Joe Lieberman asks: What is the chair worth?


In an article relating to the status of Independent/Democrat Joe Lieberman of Connecticut, the headline for Andrew Taylor's piece on Yahoo! News read:

McCain backer Lieberman may keep committee chair

Does Taylor mean chairmanship, Lieberman acting as chairman, or chairperson?

No, the journalist meant to say "chair," a term that has been applied over the past few decades to mean "position of authority." The word is a metaphor, a form of metonymy, a kind of figure of speech, "in which a thing or concept is not called by its own name, but by the name of something intimately associated with that thing or concept" (Wikipedia).

Chairmanship is archaic, as is, I suppose chairman, chairwoman, or chairperson. Chair is gender neutral, particularly if you are thinking of a conventional place upon which to place your own seat.

Still, to say that Senator Lieberman may keep (in fact, he has kept it) the committee chair makes one think, at least fleetingly, of a stool or a pew, a seat upon which to sit. It might even suggest an image of the senator's own stately behind, which has been in "hot water" lately because of Lieberman's support of Republican Senator John McCain in the recent National Election for the highest office.

Chair may also be used as a verb. Senator Lieberman chairs each meeting of his committee. That is, Lieberman presides over each meeting, he directs each meeting--even if he has only two legs himself.

08 April 2008

Apt metaphor for an assassin


(Yet more on Larry King's innocuous word "passed" to describe the murder of John Lennon. See 4/3/08, "Larry King, Inept Euphemism")

Writer Michael Phillips' Los Angeles Times movie review of "Chapter 27," a study of John Lennon's killer in the three days leading up to the murder is appropriately titled:

"Leto adds unsettling weight to study of Lennon's killer"

"Leto" refers to actor Jared Leto who purposely gained 67 pounds to match the body stature of Mark David Chapman, the young man who killed John Lennon. The "unsettling" aspect of Leto's performance, however, lay in his ability to "portray bland dementia," a phrase which reminds of Hannah Arendt's idea of the banality of evil, that is, that "the great evils in history generally, and the Holocaust in particular, were not executed by fanatics or sociopaths (like Chapman) but rather by ordinary people who accepted the premises of their state and therefore participated with the view that their actions were normal." (Wikipedia).

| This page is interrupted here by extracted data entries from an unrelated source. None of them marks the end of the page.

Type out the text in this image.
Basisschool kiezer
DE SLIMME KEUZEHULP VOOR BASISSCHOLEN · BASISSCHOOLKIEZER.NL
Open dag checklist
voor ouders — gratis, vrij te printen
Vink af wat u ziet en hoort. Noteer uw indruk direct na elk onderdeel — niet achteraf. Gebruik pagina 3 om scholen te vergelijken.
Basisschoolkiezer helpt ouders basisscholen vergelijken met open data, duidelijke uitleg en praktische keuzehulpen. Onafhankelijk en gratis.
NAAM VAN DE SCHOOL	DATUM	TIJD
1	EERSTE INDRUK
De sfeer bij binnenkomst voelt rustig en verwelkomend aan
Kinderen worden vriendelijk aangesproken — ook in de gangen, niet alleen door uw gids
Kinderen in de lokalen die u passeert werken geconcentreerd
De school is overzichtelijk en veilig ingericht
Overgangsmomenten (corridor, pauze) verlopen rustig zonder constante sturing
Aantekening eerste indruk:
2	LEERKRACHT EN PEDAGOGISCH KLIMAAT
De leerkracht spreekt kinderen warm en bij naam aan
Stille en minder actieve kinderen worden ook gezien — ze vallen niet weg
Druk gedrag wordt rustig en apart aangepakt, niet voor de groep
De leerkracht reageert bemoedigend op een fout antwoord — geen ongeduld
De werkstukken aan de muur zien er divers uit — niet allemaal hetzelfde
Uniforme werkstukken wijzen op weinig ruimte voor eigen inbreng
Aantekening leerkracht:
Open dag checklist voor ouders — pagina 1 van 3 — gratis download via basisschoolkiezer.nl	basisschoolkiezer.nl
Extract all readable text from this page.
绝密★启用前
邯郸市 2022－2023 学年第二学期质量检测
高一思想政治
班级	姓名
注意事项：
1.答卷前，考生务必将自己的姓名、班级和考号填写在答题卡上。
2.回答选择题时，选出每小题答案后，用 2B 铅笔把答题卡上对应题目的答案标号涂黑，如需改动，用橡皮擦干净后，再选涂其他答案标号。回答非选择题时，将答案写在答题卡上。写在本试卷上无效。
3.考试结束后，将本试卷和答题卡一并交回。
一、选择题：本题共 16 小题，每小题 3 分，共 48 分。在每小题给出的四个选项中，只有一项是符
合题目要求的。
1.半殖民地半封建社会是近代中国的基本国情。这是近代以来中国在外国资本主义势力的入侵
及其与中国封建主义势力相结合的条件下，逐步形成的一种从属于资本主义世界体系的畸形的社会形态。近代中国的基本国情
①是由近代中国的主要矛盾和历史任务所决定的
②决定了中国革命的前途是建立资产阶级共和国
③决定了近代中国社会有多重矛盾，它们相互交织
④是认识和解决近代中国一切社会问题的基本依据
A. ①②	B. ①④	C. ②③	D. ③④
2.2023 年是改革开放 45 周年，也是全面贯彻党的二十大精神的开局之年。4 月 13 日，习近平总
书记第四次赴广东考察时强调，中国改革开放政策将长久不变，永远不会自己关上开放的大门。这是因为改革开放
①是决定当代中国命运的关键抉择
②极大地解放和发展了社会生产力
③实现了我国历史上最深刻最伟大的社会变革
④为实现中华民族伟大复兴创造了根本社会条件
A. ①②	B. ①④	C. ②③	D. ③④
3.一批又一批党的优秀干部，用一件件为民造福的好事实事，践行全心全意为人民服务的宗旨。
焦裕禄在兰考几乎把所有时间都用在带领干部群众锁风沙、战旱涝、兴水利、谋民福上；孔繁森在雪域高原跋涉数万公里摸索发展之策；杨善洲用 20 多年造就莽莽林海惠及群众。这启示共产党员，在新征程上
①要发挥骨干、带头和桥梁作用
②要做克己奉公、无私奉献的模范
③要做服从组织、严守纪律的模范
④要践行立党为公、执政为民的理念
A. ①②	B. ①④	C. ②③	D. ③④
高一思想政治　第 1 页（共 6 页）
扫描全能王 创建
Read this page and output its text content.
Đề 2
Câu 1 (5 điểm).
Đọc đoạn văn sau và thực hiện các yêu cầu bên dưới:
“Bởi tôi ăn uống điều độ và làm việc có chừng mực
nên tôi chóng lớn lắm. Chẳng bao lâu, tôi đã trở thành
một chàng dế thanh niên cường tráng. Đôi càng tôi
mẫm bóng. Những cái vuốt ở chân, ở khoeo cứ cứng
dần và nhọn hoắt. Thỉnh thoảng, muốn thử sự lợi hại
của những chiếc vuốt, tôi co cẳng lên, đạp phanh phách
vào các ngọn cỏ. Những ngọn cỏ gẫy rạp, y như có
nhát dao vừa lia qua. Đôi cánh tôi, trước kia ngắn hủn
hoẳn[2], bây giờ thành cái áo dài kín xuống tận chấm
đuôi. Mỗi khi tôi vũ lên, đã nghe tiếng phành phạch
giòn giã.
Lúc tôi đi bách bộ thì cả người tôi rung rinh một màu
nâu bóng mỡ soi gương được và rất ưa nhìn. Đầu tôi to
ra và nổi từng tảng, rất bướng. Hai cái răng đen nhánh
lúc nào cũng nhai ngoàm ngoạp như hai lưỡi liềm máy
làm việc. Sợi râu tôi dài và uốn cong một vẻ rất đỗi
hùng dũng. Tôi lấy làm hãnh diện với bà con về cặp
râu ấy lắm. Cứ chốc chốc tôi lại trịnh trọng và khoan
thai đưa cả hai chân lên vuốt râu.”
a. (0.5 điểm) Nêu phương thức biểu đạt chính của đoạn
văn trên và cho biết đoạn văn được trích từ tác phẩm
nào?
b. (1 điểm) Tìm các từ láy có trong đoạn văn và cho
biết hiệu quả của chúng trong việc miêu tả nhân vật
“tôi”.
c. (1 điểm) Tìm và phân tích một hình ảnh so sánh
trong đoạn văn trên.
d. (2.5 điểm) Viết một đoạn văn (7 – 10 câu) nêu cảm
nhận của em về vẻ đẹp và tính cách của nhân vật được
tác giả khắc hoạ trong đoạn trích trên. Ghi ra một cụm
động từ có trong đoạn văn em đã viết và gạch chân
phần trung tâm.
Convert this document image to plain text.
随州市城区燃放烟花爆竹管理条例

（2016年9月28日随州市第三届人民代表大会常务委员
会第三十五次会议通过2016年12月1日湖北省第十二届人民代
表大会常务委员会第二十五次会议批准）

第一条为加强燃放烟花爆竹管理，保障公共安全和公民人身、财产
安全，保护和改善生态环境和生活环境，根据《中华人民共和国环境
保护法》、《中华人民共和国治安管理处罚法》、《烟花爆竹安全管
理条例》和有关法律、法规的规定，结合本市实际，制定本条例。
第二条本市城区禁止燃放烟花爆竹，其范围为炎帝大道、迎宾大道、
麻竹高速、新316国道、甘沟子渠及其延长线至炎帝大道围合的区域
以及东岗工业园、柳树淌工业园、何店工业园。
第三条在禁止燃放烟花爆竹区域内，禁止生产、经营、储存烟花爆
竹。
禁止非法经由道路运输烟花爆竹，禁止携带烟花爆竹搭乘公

Arendt was not describing the Mark David Chapmans of the world, particularly the world as we have experienced it in America these past twenty-five years. Although Chapman might have looked to be a banal individual to his neighbors in most of his daily routines, what stirred beneath proved fatally energetic enough to result in a fanatical, murderous act. Hannah Arendt's thesis is reserved for epic acts, unconcernedly approved by many in society and executed on a grand scale. (Dare we think of the 50% +/- of Americans who have consented to the United States' military exercise in Iraq?). Reuters reports that one million Iraquis have died since the war began.

But back to Phillips' metaphor. It proves a legitimate play on words ultimately pointing to the profound nature of Chapman's act, associated with an individual whose fleshy appearance wouldn't make you think of a killer but whose "internals" enabled an individual to do more than simply "take a life." John Lennon did not merely "pass on," he was "taken out."